A escalada da violência contra mulher é vista por Vanessa Cavalcanti
como reflexo de uma ‘onda machista’ e da política de flexibilização de armas
entre 2019 e 2022, assim como intolerâncias físicas, étnico-raciais e contra
identidades de gêneros. “Intolerâncias múltiplas ampliam uma cultura de ‘tudo
pode’ e de dominação de corpos, especialmente os femininos, negros, LGBTQIA+.

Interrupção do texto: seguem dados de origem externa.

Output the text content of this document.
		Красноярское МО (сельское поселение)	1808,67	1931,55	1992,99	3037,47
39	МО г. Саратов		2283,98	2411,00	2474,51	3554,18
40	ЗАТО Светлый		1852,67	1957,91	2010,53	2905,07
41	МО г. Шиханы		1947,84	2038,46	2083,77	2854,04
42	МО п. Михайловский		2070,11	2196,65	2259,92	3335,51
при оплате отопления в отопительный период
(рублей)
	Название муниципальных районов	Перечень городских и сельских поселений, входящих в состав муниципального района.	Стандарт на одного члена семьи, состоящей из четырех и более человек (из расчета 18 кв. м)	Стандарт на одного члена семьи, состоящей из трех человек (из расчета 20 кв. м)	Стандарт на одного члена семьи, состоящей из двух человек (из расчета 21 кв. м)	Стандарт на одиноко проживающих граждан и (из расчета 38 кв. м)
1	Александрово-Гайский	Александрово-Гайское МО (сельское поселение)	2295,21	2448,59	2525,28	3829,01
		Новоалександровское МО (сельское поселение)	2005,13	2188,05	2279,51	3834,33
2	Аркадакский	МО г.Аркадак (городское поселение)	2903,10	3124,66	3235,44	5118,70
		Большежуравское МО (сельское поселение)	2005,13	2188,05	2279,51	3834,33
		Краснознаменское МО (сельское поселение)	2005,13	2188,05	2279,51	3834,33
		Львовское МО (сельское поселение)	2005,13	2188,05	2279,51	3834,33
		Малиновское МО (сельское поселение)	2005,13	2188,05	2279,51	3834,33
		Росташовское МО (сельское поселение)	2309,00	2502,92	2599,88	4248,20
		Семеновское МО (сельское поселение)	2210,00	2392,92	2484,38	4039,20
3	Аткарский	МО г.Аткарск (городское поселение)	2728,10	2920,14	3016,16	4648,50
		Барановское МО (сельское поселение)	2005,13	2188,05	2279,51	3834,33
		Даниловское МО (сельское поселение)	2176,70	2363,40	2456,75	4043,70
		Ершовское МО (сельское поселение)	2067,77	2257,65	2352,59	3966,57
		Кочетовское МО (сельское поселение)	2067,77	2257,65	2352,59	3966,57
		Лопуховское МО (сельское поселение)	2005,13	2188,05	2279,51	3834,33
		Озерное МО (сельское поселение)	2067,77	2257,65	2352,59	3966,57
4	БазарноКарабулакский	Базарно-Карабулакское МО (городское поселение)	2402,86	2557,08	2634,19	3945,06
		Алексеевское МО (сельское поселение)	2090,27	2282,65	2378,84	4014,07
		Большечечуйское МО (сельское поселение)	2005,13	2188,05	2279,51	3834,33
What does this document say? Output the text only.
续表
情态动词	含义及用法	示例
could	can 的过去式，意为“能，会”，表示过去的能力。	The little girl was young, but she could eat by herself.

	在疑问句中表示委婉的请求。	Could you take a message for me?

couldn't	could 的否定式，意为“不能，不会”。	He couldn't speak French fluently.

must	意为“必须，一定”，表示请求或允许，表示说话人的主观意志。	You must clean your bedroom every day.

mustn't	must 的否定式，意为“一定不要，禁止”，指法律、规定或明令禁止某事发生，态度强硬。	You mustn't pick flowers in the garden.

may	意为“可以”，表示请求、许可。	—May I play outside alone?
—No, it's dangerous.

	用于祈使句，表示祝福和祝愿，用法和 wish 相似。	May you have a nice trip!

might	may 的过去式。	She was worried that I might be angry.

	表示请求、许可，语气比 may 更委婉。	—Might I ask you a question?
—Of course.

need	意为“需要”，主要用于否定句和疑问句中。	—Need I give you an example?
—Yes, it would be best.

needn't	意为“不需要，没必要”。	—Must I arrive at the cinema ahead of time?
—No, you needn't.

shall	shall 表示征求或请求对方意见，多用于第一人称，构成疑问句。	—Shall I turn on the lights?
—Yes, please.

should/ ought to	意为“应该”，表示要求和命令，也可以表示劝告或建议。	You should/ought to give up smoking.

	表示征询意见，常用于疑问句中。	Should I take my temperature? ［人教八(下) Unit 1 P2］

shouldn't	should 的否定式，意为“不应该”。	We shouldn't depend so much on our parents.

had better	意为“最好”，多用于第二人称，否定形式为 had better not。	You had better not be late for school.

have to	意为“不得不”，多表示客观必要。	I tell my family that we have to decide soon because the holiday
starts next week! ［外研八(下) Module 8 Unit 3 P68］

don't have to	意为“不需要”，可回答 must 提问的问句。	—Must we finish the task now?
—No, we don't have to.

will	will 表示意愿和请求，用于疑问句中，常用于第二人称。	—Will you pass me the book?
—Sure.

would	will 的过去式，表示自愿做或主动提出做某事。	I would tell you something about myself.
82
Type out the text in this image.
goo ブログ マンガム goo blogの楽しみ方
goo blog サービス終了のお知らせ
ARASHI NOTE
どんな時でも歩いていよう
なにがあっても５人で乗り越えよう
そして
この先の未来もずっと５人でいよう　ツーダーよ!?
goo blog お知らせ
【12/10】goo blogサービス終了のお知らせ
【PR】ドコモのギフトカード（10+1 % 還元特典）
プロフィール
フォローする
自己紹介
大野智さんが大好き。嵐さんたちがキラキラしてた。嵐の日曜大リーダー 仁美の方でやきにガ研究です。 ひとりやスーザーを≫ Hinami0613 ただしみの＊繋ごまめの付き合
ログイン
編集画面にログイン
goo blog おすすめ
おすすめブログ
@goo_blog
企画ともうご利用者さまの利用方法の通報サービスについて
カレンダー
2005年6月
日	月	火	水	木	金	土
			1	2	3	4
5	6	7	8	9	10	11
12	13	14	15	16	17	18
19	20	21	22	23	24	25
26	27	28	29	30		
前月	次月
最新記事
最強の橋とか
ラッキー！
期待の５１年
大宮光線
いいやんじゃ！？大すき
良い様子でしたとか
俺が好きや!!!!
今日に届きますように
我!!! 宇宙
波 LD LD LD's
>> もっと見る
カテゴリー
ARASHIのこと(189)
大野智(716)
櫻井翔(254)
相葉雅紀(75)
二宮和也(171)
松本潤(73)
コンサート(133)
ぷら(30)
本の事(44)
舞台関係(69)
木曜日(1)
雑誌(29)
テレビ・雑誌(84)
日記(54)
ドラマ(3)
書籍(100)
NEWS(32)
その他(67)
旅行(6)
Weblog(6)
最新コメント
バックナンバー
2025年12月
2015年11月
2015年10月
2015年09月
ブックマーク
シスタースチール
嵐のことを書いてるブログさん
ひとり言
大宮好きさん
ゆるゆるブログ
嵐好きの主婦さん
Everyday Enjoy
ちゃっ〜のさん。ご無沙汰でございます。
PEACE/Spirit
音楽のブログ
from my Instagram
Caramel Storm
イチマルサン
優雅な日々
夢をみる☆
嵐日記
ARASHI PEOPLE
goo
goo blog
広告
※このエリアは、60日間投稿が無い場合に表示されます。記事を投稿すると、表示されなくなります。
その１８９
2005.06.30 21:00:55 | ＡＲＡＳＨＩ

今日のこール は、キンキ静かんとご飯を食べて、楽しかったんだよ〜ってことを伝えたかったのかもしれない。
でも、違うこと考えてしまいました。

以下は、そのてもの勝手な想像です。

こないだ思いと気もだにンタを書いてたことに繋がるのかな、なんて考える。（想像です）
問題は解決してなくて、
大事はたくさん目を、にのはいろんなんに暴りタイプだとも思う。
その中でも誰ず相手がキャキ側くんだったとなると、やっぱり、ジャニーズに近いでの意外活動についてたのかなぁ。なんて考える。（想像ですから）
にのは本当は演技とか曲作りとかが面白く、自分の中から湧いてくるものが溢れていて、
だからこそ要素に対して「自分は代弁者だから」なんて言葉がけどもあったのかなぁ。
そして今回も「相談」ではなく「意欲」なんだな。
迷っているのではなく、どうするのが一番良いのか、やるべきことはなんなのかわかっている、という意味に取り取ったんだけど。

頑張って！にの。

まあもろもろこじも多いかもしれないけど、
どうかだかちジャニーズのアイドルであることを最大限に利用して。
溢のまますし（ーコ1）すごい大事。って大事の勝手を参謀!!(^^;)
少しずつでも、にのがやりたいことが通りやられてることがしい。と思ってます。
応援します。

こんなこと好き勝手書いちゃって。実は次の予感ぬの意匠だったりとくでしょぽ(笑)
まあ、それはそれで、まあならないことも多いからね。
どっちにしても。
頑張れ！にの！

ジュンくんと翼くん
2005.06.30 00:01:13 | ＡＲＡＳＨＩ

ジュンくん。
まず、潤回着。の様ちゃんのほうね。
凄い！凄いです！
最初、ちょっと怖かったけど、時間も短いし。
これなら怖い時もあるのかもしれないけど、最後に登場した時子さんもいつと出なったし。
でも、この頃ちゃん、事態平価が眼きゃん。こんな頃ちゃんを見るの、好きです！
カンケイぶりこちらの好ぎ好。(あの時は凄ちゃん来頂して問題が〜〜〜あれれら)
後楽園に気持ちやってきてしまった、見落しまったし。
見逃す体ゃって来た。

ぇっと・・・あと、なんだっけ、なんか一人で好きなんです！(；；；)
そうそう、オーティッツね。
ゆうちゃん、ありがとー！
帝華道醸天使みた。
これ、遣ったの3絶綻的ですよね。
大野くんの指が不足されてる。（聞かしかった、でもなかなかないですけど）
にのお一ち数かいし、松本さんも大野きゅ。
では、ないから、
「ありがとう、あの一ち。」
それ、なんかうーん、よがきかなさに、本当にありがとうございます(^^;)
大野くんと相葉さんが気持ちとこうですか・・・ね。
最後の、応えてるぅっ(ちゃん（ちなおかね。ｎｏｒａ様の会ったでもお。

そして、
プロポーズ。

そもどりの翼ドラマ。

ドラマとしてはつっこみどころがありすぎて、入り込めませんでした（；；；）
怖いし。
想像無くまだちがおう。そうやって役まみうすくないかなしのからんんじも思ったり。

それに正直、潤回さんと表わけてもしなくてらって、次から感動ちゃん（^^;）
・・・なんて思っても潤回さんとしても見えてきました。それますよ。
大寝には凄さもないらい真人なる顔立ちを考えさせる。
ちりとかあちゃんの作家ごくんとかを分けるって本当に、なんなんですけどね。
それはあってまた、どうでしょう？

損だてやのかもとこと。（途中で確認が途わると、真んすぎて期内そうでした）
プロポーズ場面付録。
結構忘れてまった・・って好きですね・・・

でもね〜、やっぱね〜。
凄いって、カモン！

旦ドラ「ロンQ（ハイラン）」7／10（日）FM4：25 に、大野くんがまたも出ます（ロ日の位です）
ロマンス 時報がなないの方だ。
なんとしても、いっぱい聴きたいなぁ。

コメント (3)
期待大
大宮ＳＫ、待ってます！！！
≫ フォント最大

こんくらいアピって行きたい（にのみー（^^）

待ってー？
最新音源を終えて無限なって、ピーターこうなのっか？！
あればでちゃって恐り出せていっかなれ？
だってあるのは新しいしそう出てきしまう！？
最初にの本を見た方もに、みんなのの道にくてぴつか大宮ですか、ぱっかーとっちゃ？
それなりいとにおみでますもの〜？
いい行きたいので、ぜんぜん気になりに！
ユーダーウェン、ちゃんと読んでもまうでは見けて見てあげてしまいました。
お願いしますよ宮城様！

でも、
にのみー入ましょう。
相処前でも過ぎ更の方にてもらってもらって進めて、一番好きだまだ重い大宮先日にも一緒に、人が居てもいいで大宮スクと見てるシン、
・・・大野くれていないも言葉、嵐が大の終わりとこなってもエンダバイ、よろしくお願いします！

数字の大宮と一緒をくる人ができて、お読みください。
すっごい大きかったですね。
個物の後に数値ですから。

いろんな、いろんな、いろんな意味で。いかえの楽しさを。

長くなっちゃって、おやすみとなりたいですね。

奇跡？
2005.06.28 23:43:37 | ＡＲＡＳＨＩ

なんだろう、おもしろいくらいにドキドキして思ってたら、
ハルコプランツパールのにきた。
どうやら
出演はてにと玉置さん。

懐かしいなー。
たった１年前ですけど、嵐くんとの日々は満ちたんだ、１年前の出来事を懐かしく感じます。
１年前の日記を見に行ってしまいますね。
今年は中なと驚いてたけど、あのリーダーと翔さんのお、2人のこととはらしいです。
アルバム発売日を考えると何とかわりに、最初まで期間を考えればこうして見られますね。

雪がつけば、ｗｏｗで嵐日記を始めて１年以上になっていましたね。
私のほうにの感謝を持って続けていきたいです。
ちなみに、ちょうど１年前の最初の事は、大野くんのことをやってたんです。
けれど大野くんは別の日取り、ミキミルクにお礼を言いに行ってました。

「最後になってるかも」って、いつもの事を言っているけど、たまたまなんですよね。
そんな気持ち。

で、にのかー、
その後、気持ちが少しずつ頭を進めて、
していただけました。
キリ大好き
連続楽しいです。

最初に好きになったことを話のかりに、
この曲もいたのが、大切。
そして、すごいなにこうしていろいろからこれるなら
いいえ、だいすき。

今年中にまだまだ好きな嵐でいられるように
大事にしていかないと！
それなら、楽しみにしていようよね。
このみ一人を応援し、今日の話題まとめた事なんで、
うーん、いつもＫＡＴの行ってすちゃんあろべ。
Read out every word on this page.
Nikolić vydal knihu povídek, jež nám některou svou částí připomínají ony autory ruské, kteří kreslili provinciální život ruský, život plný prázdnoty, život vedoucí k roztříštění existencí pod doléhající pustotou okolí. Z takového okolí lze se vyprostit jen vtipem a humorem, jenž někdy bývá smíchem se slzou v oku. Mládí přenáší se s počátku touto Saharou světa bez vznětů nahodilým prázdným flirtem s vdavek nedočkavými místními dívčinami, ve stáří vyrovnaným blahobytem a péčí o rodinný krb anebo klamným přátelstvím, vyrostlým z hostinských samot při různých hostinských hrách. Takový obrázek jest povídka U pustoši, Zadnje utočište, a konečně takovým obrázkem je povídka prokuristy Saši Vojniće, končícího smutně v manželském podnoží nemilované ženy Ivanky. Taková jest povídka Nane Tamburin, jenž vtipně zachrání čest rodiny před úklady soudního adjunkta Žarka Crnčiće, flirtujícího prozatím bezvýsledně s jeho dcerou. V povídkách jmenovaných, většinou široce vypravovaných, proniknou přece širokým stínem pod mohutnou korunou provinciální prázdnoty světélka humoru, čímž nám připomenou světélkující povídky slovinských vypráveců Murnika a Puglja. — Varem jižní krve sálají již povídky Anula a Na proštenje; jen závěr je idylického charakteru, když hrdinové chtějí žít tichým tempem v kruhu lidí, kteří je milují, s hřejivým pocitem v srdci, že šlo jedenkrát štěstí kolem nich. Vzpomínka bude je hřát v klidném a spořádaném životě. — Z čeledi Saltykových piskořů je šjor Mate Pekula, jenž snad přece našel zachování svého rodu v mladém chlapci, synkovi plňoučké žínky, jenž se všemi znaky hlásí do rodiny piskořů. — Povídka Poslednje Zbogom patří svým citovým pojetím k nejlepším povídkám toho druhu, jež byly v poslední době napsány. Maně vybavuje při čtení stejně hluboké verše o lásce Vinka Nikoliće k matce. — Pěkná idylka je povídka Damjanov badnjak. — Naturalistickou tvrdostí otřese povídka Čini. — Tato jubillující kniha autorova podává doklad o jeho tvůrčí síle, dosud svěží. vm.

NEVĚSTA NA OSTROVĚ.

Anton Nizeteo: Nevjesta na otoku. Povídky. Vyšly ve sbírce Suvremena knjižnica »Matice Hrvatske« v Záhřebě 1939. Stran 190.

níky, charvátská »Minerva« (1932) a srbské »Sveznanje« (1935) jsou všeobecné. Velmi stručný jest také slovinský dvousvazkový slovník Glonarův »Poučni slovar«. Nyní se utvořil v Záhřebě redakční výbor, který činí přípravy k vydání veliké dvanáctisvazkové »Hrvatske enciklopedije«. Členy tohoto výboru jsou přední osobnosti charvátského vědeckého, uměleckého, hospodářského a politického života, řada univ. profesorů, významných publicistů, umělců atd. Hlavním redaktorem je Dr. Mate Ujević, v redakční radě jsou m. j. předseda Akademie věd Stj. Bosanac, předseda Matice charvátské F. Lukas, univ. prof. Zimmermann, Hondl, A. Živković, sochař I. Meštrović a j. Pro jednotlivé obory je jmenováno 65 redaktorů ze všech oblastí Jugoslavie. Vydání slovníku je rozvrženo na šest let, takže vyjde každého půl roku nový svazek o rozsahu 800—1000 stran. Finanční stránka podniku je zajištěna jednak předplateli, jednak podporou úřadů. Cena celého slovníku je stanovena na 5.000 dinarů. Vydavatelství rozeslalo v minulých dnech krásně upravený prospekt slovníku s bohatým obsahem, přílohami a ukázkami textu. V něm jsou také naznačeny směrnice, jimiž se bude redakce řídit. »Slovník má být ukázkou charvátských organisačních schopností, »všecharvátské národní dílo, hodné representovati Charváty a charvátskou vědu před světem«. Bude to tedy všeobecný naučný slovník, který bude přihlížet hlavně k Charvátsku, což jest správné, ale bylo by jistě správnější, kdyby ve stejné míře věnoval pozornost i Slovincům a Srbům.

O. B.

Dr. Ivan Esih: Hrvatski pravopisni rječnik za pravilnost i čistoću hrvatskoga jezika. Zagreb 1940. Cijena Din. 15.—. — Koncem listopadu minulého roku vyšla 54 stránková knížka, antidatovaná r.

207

As violências de gênero se agravam quanto maior a ideia de impunidade, e o
resultado de armamento e de polaridades apresenta sinais rápidos na
letalidade”, analisa.
A nível nacional, os maiores algozes que vitimam mulheres são pessoas
próximas, mais especificamente companheiros íntimos que, seja por controle,
ideia de posse ou ciúme, se revelam feminicidas. No dia 12 de dezembro de 2022,
Madai Santos São Bernardo, de 28 anos, foi uma das vítimas fatais de um deles.
Ela, que estava tentando terminar o namoro com o suspeito, com quem tinha um
relacionamento turbulento e já teria recebido ameaças, foi morta a tiros
disparados por ele enquanto estava dentro de casa, no bairro de Cosme de
Farias, em Salvador.
Nem sempre, contudo, a proximidade é uma regra. Outras razões além do
ódio de gênero motivam a morte de mulheres vistas como ameaças. Esse foi o caso
da líder quilombola Mãe Bernadete, que foi assassinada em Simões Filho na noite
do dia 17 de agosto de 2023. Segundo testemunhas, bandidos armados invadiram o
terreiro, amarraram pessoas e executaram a tiros Maria Bernadete Pacífico.
Conforme apurado pelo CORREIO em novembro do ano passado, um
desentendimento com Mãe Bernadete levou Sérgio Ferreira de Jesus, 45 anos,
morador do Quilombo Pitanga dos Palmares, em Simões Filho, a mandar áudios aos
traficantes de drogas da região, instigando para que eles executassem a líder
quilombola. Segundo a Polícia Civil, ele praticava extração ilegal de madeira
no território quilombola e teve uma discussão com a líder quilombola.